„Es geht um Self-Empowerment“

August 4th, 2015  |  Published in Interview, Jugend & Bildung

Silas Kropf (Foto: inforadio.de)Am Wochenende wurde – zum Jahrestag der Auf­lösung des „Zigeunerlagers“ in Auschwitz-Birkenau – euro­pa­weit des Völ­ker­mords an Sinti und Roma ge­dacht.

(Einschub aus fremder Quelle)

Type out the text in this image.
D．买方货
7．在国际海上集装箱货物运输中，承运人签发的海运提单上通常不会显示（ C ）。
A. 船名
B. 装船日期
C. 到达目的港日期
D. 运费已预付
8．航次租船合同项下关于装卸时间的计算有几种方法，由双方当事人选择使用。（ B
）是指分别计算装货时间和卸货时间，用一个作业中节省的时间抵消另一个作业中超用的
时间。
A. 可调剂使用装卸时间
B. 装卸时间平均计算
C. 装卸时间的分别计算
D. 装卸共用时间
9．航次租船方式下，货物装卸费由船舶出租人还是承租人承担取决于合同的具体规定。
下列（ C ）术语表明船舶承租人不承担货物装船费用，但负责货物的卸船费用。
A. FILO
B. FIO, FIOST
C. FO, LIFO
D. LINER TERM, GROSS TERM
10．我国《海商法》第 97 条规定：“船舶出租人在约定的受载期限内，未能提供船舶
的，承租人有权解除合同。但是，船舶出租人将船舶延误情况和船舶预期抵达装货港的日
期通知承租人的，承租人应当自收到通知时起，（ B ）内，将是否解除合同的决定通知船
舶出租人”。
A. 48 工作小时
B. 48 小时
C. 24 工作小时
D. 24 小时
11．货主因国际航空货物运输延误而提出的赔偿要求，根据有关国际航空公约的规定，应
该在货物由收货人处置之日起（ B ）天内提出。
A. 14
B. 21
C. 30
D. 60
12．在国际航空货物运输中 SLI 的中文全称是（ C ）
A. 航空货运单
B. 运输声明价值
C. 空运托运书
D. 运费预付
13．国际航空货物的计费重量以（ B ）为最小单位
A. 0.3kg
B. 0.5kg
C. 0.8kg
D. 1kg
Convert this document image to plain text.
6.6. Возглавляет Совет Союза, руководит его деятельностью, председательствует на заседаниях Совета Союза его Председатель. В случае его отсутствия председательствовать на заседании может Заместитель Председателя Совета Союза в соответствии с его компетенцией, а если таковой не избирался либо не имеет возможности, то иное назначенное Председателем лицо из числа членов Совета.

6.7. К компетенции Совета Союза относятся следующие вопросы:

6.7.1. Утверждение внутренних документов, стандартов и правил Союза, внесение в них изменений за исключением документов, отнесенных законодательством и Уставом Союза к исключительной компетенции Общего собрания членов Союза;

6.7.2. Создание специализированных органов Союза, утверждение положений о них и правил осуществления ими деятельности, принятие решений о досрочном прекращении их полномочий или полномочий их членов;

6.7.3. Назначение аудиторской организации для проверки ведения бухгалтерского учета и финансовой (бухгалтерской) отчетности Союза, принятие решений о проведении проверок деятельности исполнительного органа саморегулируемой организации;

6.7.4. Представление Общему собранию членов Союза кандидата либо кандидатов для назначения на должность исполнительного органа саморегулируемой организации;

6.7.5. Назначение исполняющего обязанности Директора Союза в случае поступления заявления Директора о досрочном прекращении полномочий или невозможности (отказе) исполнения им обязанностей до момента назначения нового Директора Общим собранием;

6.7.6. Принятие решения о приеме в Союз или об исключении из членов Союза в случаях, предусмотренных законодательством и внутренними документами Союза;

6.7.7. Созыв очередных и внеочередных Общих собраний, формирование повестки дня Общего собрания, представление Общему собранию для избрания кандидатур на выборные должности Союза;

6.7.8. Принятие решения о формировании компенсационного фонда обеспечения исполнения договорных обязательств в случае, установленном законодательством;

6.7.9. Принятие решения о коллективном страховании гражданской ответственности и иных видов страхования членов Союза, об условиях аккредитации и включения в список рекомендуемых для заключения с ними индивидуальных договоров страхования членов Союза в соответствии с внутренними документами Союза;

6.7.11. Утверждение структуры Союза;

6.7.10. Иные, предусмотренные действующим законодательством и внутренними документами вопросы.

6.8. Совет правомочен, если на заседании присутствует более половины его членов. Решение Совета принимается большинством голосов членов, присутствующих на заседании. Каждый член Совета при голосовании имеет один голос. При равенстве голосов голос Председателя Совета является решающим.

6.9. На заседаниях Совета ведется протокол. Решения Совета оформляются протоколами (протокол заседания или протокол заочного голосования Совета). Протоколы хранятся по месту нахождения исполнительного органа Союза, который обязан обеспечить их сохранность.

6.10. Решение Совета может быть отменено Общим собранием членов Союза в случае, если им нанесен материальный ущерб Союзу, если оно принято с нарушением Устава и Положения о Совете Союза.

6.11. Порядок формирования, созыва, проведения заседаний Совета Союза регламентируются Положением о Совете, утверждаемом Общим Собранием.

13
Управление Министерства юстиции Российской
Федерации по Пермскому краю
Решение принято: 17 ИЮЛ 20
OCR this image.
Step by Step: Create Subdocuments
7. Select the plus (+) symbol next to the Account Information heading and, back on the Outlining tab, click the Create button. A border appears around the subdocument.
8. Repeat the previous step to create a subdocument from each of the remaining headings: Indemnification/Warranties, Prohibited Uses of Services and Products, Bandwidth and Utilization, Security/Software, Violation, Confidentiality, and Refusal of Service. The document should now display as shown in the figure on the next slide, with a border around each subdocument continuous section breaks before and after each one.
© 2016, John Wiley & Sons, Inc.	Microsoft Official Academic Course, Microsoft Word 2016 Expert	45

Am 2. August 1944 wur­den die letzten In­sassen des „Zigeuner­lagers“, fast 3.000 Per­sonen, ermor­det. Silas Kropf, 20, ist deut­scher Sinto, lebt im Saar­land und absol­viert ein duales Stu­dium, Fach­richtung Wirt­schafts­infor­matik. Seit einem Jahr ist er im Vor­stand der deutschen Jugend­orga­ni­sa­tion Amaro Drom. Für die taz führte Hilke Rusch mit ihm ein Ge­spräch über Stereo­type, Auf­ar­bei­tung und Präsenz:

Herr Kropf, was wissen Sie über den Porrajmos, den NS-Völ­ker­mord an Sinti und Roma?
Eine Menge, in meiner Familie war der Holocaust all­ge­gen­wär­tig. Teile meiner Fa­milie wurden in Konzentra­tions­lager depor­tiert, andere lebten ver­gleichs­weise ge­schützt in einem Dorf. Dort ließ der Orts­vor­ste­her Steri­li­sa­tions­befehle ver­schwin­den, weil meine Ur­groß­mutter eine an­ge­se­he­ne Frau war. In der Fami­lie ha­ben wir viel darüber gespro­chen, und bis heute gibt es Angst vor Ver­fol­gung. Darum bin ich mit einem Tabu auf­ge­wach­sen: Ich durfte nicht zei­gen, wer ich bin.

Sie mussten verstecken, dass Sie Sinto sind?
Ja, es musste geheim bleiben. Durch meinen Groß­vater ist die Fa­milie nach außen sehr auf Ab­stand zu unserer Kultur ge­gan­gen. Das geht so weit, dass in mei­nem Teil der Fami­lie zum Schutz leider kein Romanes mehr gespro­chen wird.